Former U.S. Attorney Mark Totten launches bid for attorney general as Nessel faces term limits

Mark Totten, a former U.S. attorney, has declared his candidacy to be Michigan’s next attorney general, becoming the first Democrat to declare for the position.
Totten was nominated by former President Joe Biden to be the U.S. attorney for the Western District of Michigan, a post he served in from May 2022 through January 2025. Totten previously served as Gov. Gretchen Whitmer’s chief legal counsel from 2019 to 2022. He taught criminal law at Michigan State University from 2009 to 2018.
With sitting Attorney General Dana Nessel unable to run again in 2026 due to term limits, the race for Michigan’s top legal office will likely be hotly contested.
Totten led Whitmer’s legal fight to protect reproductive freedom after Roe v.
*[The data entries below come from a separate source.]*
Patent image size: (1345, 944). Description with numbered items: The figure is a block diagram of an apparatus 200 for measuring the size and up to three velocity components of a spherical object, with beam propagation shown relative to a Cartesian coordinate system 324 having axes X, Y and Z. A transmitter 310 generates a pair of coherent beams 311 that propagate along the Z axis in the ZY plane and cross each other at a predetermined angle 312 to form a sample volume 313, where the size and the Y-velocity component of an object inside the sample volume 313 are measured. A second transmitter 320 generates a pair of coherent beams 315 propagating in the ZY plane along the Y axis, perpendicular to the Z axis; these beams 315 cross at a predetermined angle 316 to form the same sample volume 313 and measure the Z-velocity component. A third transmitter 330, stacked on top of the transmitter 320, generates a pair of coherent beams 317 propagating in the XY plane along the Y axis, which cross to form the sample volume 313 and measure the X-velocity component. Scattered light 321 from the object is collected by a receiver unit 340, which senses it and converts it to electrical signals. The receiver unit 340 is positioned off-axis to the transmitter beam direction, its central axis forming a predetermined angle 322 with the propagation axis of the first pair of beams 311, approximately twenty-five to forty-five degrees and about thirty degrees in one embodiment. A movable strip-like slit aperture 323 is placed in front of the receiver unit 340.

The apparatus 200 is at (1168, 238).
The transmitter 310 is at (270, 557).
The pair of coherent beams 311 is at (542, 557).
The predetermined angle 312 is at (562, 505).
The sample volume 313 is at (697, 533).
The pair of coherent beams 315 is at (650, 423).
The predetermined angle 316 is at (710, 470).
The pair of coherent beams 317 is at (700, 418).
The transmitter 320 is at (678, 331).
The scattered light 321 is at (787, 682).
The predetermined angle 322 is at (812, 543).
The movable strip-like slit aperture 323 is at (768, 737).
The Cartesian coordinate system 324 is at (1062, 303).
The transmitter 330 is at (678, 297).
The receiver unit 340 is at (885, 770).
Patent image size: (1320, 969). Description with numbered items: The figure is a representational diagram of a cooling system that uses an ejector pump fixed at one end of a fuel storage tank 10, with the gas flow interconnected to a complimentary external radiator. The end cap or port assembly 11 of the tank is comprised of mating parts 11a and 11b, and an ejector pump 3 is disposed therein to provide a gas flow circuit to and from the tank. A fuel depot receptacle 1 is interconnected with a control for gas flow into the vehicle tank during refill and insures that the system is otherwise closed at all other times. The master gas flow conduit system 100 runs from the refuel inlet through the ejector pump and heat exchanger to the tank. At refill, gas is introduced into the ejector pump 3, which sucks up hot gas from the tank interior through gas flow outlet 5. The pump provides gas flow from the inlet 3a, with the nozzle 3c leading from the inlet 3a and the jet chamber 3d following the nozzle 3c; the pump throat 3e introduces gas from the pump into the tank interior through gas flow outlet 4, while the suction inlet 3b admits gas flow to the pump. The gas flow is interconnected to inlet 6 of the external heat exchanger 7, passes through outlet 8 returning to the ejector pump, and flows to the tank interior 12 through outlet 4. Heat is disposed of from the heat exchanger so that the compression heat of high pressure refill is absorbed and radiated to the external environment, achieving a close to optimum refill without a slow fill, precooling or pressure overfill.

Wade was overturned by the U.S. Supreme Court. In his role as U.S. Attorney, Totten prosecuted two men from Nigeria in an international sextortion scheme that led to the suicide of 17-year-old Jordan DeMay, as well as Rashad Trice, who was convicted in August for the murdering 2-year-old Wynter Cole-Smith and sexually assaulting her mother.
“On January 20th, my term of service as U.S. attorney came to an end. And since then I have watched in horror as a president has stoked division, trampled civil rights and undermined the very rule of law. I refuse to stand by and watch and that’s why I’m running for attorney general: to fight for you and to fight for everything we hold dear,” Totten said in a video announcing his candidacy.